LA HOMILÍA MÁS JOVEN: EL PECADO Y LOS PECADOS


XXX Domingo del Tiempo Ordinario (Lc 18, 9-14) - Ciclo C
Por Pedrojosé Ynaraja

1.- Os he descrito varias veces, mis queridos jóvenes lectores, como era el Templo de Jerusalén, pero no me canso de repetirlo, porque existen muchas confusiones. Se trataba de una gran extensión elevada, rodeada de unos soportales que servían, entre otras cosas, para dictar lo que hoy llamaríamos cursillos de doctorado o lecciones de master (no os riáis de mí, todavía no he asimilado el lenguaje del plan Bolonia). El enorme espacio libre, estaba destinado a los cambistas y mercaderes, deambulaban por él cualquier clase de personas. Una balaustrada delimitaba el espacio destinado a la vida religiosa exclusiva de los fieles judíos. Unas inscripciones avisaban que el que no lo era, si la traspasaba, se jugaba la vida. En Estambul, en un museo, conservan un ejemplar de estas lápidas, que nunca he podido ver. El gran recinto era el santuario. Lo primero que encontraba el judío, hombre o mujer, era una plazoleta. En sus cuatro esquinas había unas pequeñas habitaciones destinadas a guardar la leña para los sacrificios, el dinero de las limosnas, el aceite para las lámparas o el recinto para observar a aquellos que querían saber con certeza que no habían sufrido lepra, tarea encomendada a ciertos sacerdotes. El ambiente que se respiraba en el espacio central era ya eminentemente religioso y se le llamaba atrio de las mujeres, porque a ellas les estaba permitido acceder, obviamente, si eran judías.

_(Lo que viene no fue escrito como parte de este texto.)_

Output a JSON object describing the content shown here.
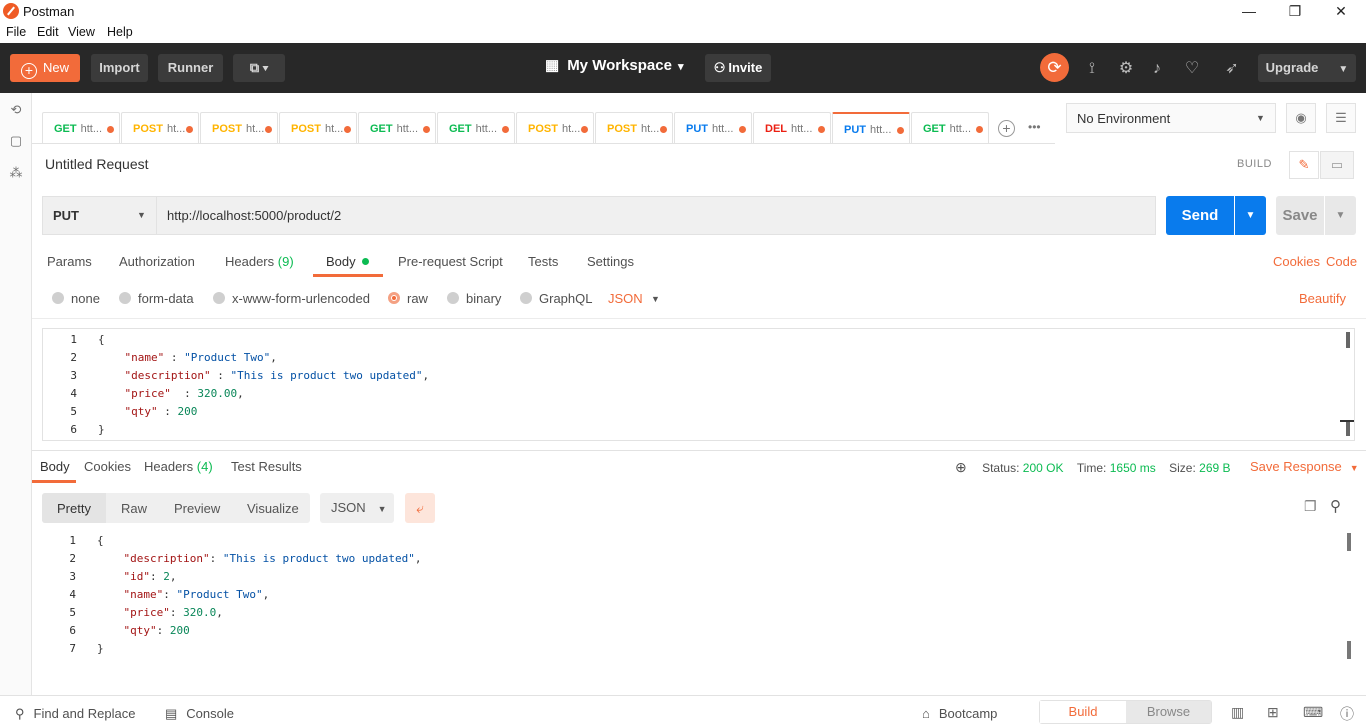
{
  "window": {
    "title": "Postman",
    "minimize": "—",
    "maximize": "❐",
    "close": "✕"
  },
  "menu": [
    "File",
    "Edit",
    "View",
    "Help"
  ],
  "header": {
    "new_label": "New",
    "import_label": "Import",
    "runner_label": "Runner",
    "workspace_label": "My Workspace",
    "invite_label": "Invite",
    "upgrade_label": "Upgrade"
  },
  "tabs": [
    {
      "method": "GET",
      "label": "htt..."
    },
    {
      "method": "POST",
      "label": "ht..."
    },
    {
      "method": "POST",
      "label": "ht..."
    },
    {
      "method": "POST",
      "label": "ht..."
    },
    {
      "method": "GET",
      "label": "htt..."
    },
    {
      "method": "GET",
      "label": "htt..."
    },
    {
      "method": "POST",
      "label": "ht..."
    },
    {
      "method": "POST",
      "label": "ht..."
    },
    {
      "method": "PUT",
      "label": "htt..."
    },
    {
      "method": "DEL",
      "label": "htt..."
    },
    {
      "method": "PUT",
      "label": "htt...",
      "active": true
    },
    {
      "method": "GET",
      "label": "htt..."
    }
  ],
  "environment": {
    "selected": "No Environment"
  },
  "request": {
    "title": "Untitled Request",
    "build_label": "BUILD",
    "method": "PUT",
    "url": "http://localhost:5000/product/2",
    "send_label": "Send",
    "save_label": "Save",
    "tabs": {
      "params": "Params",
      "authorization": "Authorization",
      "headers": "Headers",
      "headers_count": "(9)",
      "body": "Body",
      "prerequest": "Pre-request Script",
      "tests": "Tests",
      "settings": "Settings"
    },
    "cookies_link": "Cookies",
    "code_link": "Code",
    "body_modes": {
      "none": "none",
      "form_data": "form-data",
      "urlencoded": "x-www-form-urlencoded",
      "raw": "raw",
      "binary": "binary",
      "graphql": "GraphQL",
      "selected": "raw"
    },
    "body_type": "JSON",
    "beautify_link": "Beautify",
    "body_lines": [
      {
        "n": "1",
        "text": "{"
      },
      {
        "n": "2",
        "key": "\"name\"",
        "sep": " : ",
        "val": "\"Product Two\"",
        "vtype": "s",
        "end": ","
      },
      {
        "n": "3",
        "key": "\"description\"",
        "sep": " : ",
        "val": "\"This is product two updated\"",
        "vtype": "s",
        "end": ","
      },
      {
        "n": "4",
        "key": "\"price\"",
        "sep": "  : ",
        "val": "320.00",
        "vtype": "n",
        "end": ","
      },
      {
        "n": "5",
        "key": "\"qty\"",
        "sep": " : ",
        "val": "200",
        "vtype": "n",
        "end": ""
      },
      {
        "n": "6",
        "text": "}"
      }
    ]
  },
  "response": {
    "tabs": {
      "body": "Body",
      "cookies": "Cookies",
      "headers": "Headers",
      "headers_count": "(4)",
      "test_results": "Test Results"
    },
    "status_label": "Status:",
    "status_value": "200 OK",
    "time_label": "Time:",
    "time_value": "1650 ms",
    "size_label": "Size:",
    "size_value": "269 B",
    "save_response": "Save Response",
    "formats": {
      "pretty": "Pretty",
      "raw": "Raw",
      "preview": "Preview",
      "visualize": "Visualize"
    },
    "type": "JSON",
    "body_lines": [
      {
        "n": "1",
        "text": "{"
      },
      {
        "n": "2",
        "key": "\"description\"",
        "sep": ": ",
        "val": "\"This is product two updated\"",
        "vtype": "s",
        "end": ","
      },
      {
        "n": "3",
        "key": "\"id\"",
        "sep": ": ",
        "val": "2",
        "vtype": "n",
        "end": ","
      },
      {
        "n": "4",
        "key": "\"name\"",
        "sep": ": ",
        "val": "\"Product Two\"",
        "vtype": "s",
        "end": ","
      },
      {
        "n": "5",
        "key": "\"price\"",
        "sep": ": ",
        "val": "320.0",
        "vtype": "n",
        "end": ","
      },
      {
        "n": "6",
        "key": "\"qty\"",
        "sep": ": ",
        "val": "200",
        "vtype": "n",
        "end": ""
      },
      {
        "n": "7",
        "text": "}"
      }
    ]
  },
  "footer": {
    "find_replace": "Find and Replace",
    "console": "Console",
    "bootcamp": "Bootcamp",
    "build": "Build",
    "browse": "Browse"
  },
  "colors": {
    "accent": "#f26b3a",
    "send_blue": "#097bed",
    "get": "#0cbb52",
    "post": "#ffb400",
    "put": "#097bed",
    "delete": "#eb2013"
  }
}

Pasada una puerta se entraba en el patio más religioso, solo a los varones les estaba permitido permanecer en él. Allí se levantaba el altar de los holocaustos, el gran depósito para las abluciones, llamado mar de bronce, y se movían con soltura los levitas ocupados en los sagrados menesteres. Para que nos entendamos, y si sabéis de quienes se trata, os diría que eran una especie de sacristanes. Al recinto más sagrado: santo y santo de los santos llamamos a sus dos espacios, solo entraban los sacerdotes en momentos muy especiales. (No os confundáis con las sinagogas, que abundaban por todo Israel y en el mismo Jerusalén. Otro día tendré ocasión de comentároslas)

2.- Los protagonistas de la parábola del presente domingo, seguramente estarían situados en el atrio de los varones. Uno, el fariseo, se situaría cerca del altarcito de los perfumes, próximo también a la Menorah, el gran candelabro de los siete brazos. El otro, el pobre y marginado socialmente, el publicano, lejos de la entrada al lugar santo. Cercano a la puerta que daba al atrio de las mujeres, tímidamente acurrucado. Socialmente se distinguían. Uno era letrado en doctrinas, tradiciones y ritos religiosos. Satisfecho de sus erudiciones. Satisfecho de sí mismo. El otro había dedicado su vida a la recaudación de impuestos. Los contribuyentes israelitas debían sufragar los gastos de la ocupación militar y del mantenimiento del gobierno de la ciudad de Roma. Quienes se ocupaban de estos menesteres, eran odiados por el pueblo. No hay que ignorar que en el ejercicio de sus funciones sisaban lo que podían. Esta es una somera descripción de su apariencia exterior, su interioridad, la de los simbólicos personajes del relato, era otra cosa.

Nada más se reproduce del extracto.